At least one healthy destination cluster is registered with the same APC control plane as the source cluster.
You have permission to update clusters in the APC UI.

Trigger a failover

Open cluster details

In the APC UI, go to the cluster list and click the source cluster — the cluster you want to fail over from.

Click trigger failover

In the top-right corner of the cluster details page, click Trigger Failover.

If the button appears dimmed, the source cluster isn’t eligible for failover. See the prerequisites above.

Select a destination cluster

In the Destination Cluster dropdown, select the cluster you want to fail over to. The dropdown lists only clusters that APC considers valid targets for the source cluster.

If no destinations appear, verify that at least one other cluster is registered, healthy, and reachable from the control plane.

Select a failover mode

In the Mode dropdown, select one of the following:

Controlled: Drains Airflow Deployment components on the source cluster and waits for in-flight tasks to finish, up to a configured timeout, before promoting the destination. Use for planned maintenance or migrations where task loss isn’t acceptable.
Forced: Promotes the destination cluster immediately without waiting for source Deployments to drain. Use this mode when the source cluster is unreachable or when speed takes priority over task completion.

Submit the request

Click Trigger Failover to submit the request.

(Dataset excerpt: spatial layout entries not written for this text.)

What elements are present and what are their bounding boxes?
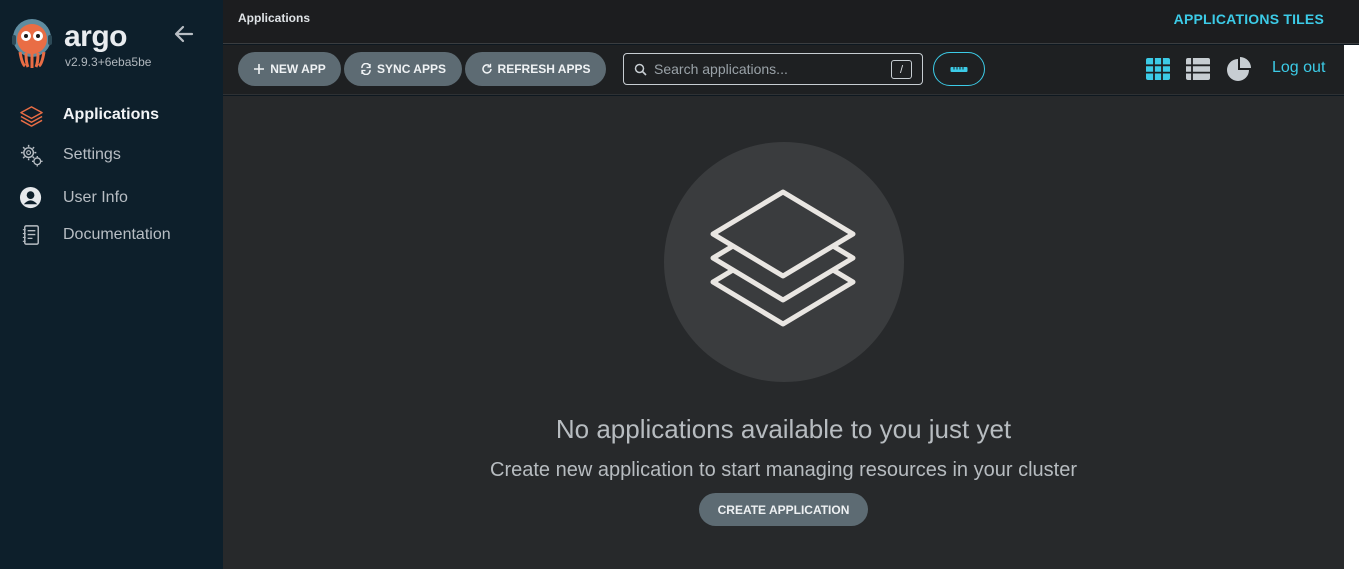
sidebar-item-applications[interactable]: Applications (0, 97, 223, 133)
scrollbar[interactable] (1344, 45, 1359, 569)
sync-apps-button[interactable]: SYNC APPS (344, 52, 462, 86)
list-view-icon[interactable] (1185, 56, 1211, 82)
brand-name: argo (64, 20, 128, 53)
sidebar-item-documentation[interactable]: Documentation (0, 217, 223, 253)
sync-apps-label: SYNC APPS (377, 62, 446, 76)
sidebar-item-label: Documentation (63, 226, 171, 243)
ruler-icon (950, 67, 968, 72)
layers-stack-icon (710, 189, 856, 327)
sidebar-item-label: Settings (63, 146, 121, 163)
new-app-label: NEW APP (270, 62, 326, 76)
filter-toggle-button[interactable] (933, 52, 985, 86)
refresh-icon (481, 63, 492, 74)
sidebar-item-user-info[interactable]: User Info (0, 180, 223, 216)
search-box: / (623, 53, 923, 85)
refresh-apps-button[interactable]: REFRESH APPS (465, 52, 606, 86)
refresh-apps-label: REFRESH APPS (497, 62, 591, 76)
empty-state-title: No applications available to you just ye… (555, 414, 1012, 444)
toolbar: NEW APP SYNC APPS REFRESH APPS / Log out (223, 45, 1344, 95)
breadcrumb[interactable]: Applications (238, 11, 310, 25)
layers-icon (20, 105, 43, 127)
sync-icon (361, 63, 371, 75)
page-title: APPLICATIONS TILES (1173, 11, 1324, 27)
tiles-view-icon[interactable] (1145, 56, 1171, 82)
sidebar-item-label: User Info (63, 189, 128, 206)
new-app-button[interactable]: NEW APP (238, 52, 341, 86)
sidebar-item-settings[interactable]: Settings (0, 137, 223, 173)
search-icon (634, 63, 647, 76)
user-circle-icon (19, 186, 42, 208)
version-label: v2.9.3+6eba5be (65, 55, 152, 69)
search-input[interactable] (654, 54, 884, 84)
logout-link[interactable]: Log out (1272, 59, 1325, 77)
top-header: Applications APPLICATIONS TILES (223, 0, 1359, 44)
main-content: No applications available to you just ye… (223, 96, 1344, 569)
create-application-button[interactable]: CREATE APPLICATION (699, 493, 868, 526)
sidebar: argo v2.9.3+6eba5be Applications Setting… (0, 0, 223, 569)
sidebar-item-label: Applications (63, 106, 160, 123)
argo-logo-icon[interactable] (12, 18, 52, 70)
book-icon (22, 224, 39, 245)
collapse-sidebar-arrow-icon[interactable] (172, 22, 196, 46)
plus-icon (254, 64, 265, 74)
pie-view-icon[interactable] (1226, 56, 1252, 82)
empty-state-subtitle: Create new application to start managing… (490, 459, 1077, 481)
gears-icon (20, 144, 43, 167)
search-shortcut-hint: / (891, 60, 912, 79)
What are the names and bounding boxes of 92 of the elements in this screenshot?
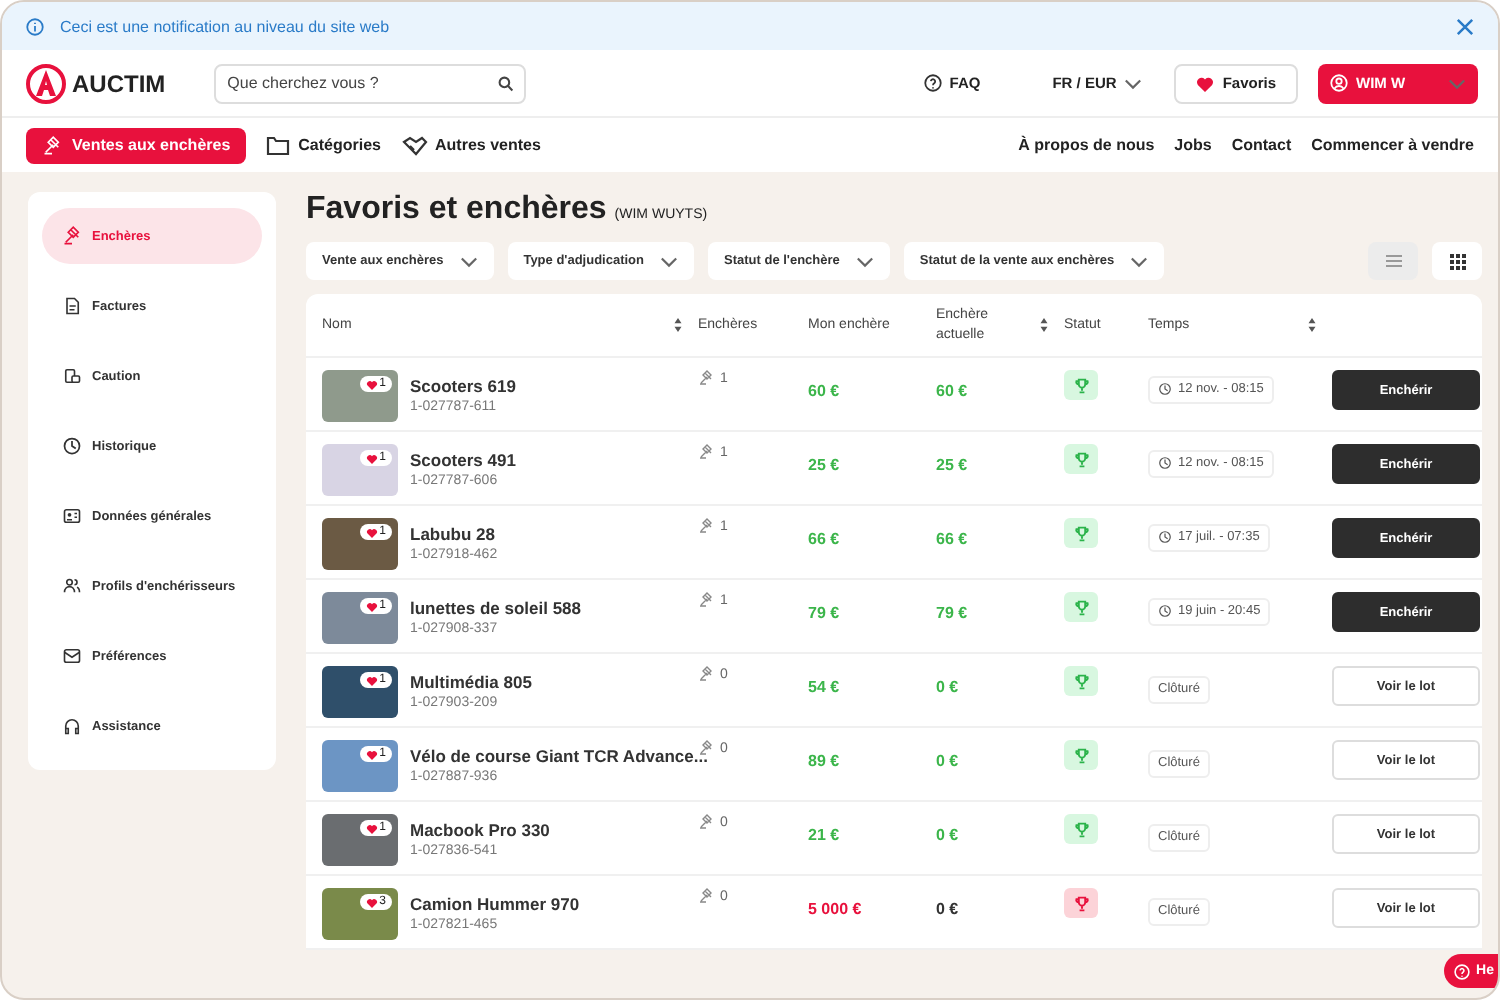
lot-name[interactable]: Multimédia 805 bbox=[410, 672, 532, 692]
nav-link[interactable]: Autres ventes bbox=[435, 136, 541, 154]
trophy-icon bbox=[1073, 673, 1089, 689]
current-bid: 0 € bbox=[936, 826, 959, 844]
my-bid: 21 € bbox=[808, 826, 840, 844]
gavel-icon bbox=[698, 666, 714, 682]
search-icon[interactable] bbox=[497, 75, 514, 91]
heart-icon bbox=[365, 453, 378, 463]
gavel-icon bbox=[698, 444, 714, 460]
search-field[interactable]: Que cherchez vous ? bbox=[213, 63, 526, 103]
lot-name[interactable]: Vélo de course Giant TCR Advance... bbox=[410, 746, 708, 766]
chevron-down-icon bbox=[1130, 255, 1149, 267]
list-icon bbox=[1385, 254, 1401, 268]
current-bid: 0 € bbox=[936, 752, 959, 770]
my-bid: 60 € bbox=[808, 382, 840, 400]
nav-link[interactable]: À propos de nous bbox=[1018, 136, 1155, 154]
clock-icon bbox=[1158, 530, 1172, 544]
gavel-icon bbox=[698, 592, 714, 608]
documents-icon bbox=[62, 366, 82, 386]
lot-name[interactable]: Scooters 491 bbox=[410, 450, 516, 470]
nav-link[interactable]: Jobs bbox=[1174, 136, 1212, 154]
current-bid: 60 € bbox=[936, 382, 968, 400]
sort-icon[interactable] bbox=[1040, 318, 1048, 332]
trophy-icon bbox=[1073, 821, 1089, 837]
auctions-button[interactable]: Ventes aux enchères bbox=[26, 127, 247, 163]
current-bid: 79 € bbox=[936, 604, 968, 622]
notification-text: Ceci est une notification au niveau du site web bbox=[60, 17, 390, 35]
chevron-down-icon bbox=[855, 255, 874, 267]
people-icon bbox=[62, 576, 82, 596]
heart-icon bbox=[365, 379, 378, 389]
logo-icon[interactable] bbox=[26, 63, 66, 103]
clock-icon bbox=[1158, 604, 1172, 618]
gavel-icon bbox=[698, 518, 714, 534]
lot-name[interactable]: Camion Hummer 970 bbox=[410, 894, 580, 914]
gavel-icon bbox=[698, 888, 714, 904]
document-icon bbox=[62, 296, 82, 316]
sort-icon[interactable] bbox=[674, 318, 682, 332]
gavel-icon bbox=[42, 135, 62, 155]
chevron-down-icon bbox=[1448, 77, 1466, 89]
current-bid: 0 € bbox=[936, 900, 959, 918]
clock-icon bbox=[1158, 456, 1172, 470]
grid-icon bbox=[1449, 253, 1465, 269]
my-bid: 89 € bbox=[808, 752, 840, 770]
nav-link[interactable]: Contact bbox=[1231, 136, 1292, 154]
envelope-icon bbox=[62, 646, 82, 666]
user-icon bbox=[1330, 74, 1348, 92]
question-icon bbox=[923, 74, 942, 92]
heart-icon bbox=[365, 675, 378, 685]
id-card-icon bbox=[62, 506, 82, 526]
info-icon bbox=[26, 17, 44, 35]
gavel-icon bbox=[698, 370, 714, 386]
trophy-icon bbox=[1073, 525, 1089, 541]
heart-icon bbox=[1196, 75, 1215, 91]
lot-name[interactable]: Scooters 619 bbox=[410, 376, 516, 396]
my-bid: 66 € bbox=[808, 530, 840, 548]
close-icon[interactable] bbox=[1456, 17, 1474, 35]
current-bid: 0 € bbox=[936, 678, 959, 696]
current-bid: 25 € bbox=[936, 456, 968, 474]
nav-link[interactable]: Commencer à vendre bbox=[1311, 136, 1474, 154]
page-title: Favoris et enchères bbox=[306, 192, 607, 228]
headset-icon bbox=[62, 716, 82, 736]
trophy-icon bbox=[1073, 747, 1089, 763]
chevron-down-icon bbox=[1124, 77, 1143, 89]
chevron-down-icon bbox=[660, 255, 678, 267]
chevron-down-icon bbox=[459, 255, 478, 267]
lot-name[interactable]: Macbook Pro 330 bbox=[410, 820, 550, 840]
brand-name[interactable]: AUCTIM bbox=[72, 69, 166, 97]
my-bid: 79 € bbox=[808, 604, 840, 622]
nav-link[interactable]: Catégories bbox=[298, 136, 382, 154]
clock-icon bbox=[62, 436, 82, 456]
lot-name[interactable]: Labubu 28 bbox=[410, 524, 498, 544]
trophy-icon bbox=[1073, 451, 1089, 467]
gavel-icon bbox=[62, 226, 82, 246]
my-bid: 25 € bbox=[808, 456, 840, 474]
question-icon bbox=[1454, 963, 1471, 979]
my-bid: 54 € bbox=[808, 678, 840, 696]
heart-icon bbox=[365, 897, 378, 907]
grid-view-button[interactable] bbox=[1432, 242, 1482, 280]
folder-icon[interactable] bbox=[266, 135, 291, 155]
heart-icon bbox=[365, 823, 378, 833]
current-bid: 66 € bbox=[936, 530, 968, 548]
heart-icon bbox=[365, 527, 378, 537]
heart-icon bbox=[365, 601, 378, 611]
gavel-icon bbox=[698, 814, 714, 830]
trophy-icon bbox=[1073, 377, 1089, 393]
lot-name[interactable]: lunettes de soleil 588 bbox=[410, 598, 582, 618]
trophy-icon bbox=[1073, 895, 1089, 911]
trophy-icon bbox=[1073, 599, 1089, 615]
heart-icon bbox=[365, 749, 378, 759]
my-bid: 5 000 € bbox=[808, 900, 862, 918]
sort-icon[interactable] bbox=[1308, 318, 1316, 332]
clock-icon bbox=[1158, 382, 1172, 396]
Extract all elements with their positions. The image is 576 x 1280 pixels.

APC queues the request and begins execution asynchronously. A success notification confirms the request was accepted. If the request fails immediately, an error message describes the cause.

Monitor failover progress

After you submit a failover request, APC transitions each Deployment on the source cluster through its own migration state machine. You can monitor progress by checking cluster health status in the APC UI.

The source cluster status transitions to FAILING_OVER while the request is in progress. If any Deployment migration fails, the cluster status transitions to FAILOVER_FAILED. This status is only visible directly within the Postgres database.

Failover execution continues in the background even if you close the browser or navigate away from the cluster details page.

What happens during a failover

For each Deployment on the source cluster, APC:

Replicates Airflow secrets — including the fernet key, environment variables, and database credentials — to the destination cluster using the External Secrets Operator.
Creates the Airflow namespace on the destination cluster.
In Controlled mode, drains and deletes Deployments on the source cluster before continuing. In Forced mode, this step is skipped.
Fences the source database connection to prevent split-brain writes.
Creates the Airflow Deployment on the destination cluster with the same configuration, name, namespace, and ID as the source Deployment.

After all Deployments migrate successfully, the failover request transitions to SUCCEEDED.

If you want a Dag run to resume after a failover, make sure the Dag sets retries greater than 0 and that the tasks within it are idempotent. Airflow reschedules on the destination cluster any tasks that were running on the source cluster when failover started. Airflow only retries them if the task’s retry count allows it.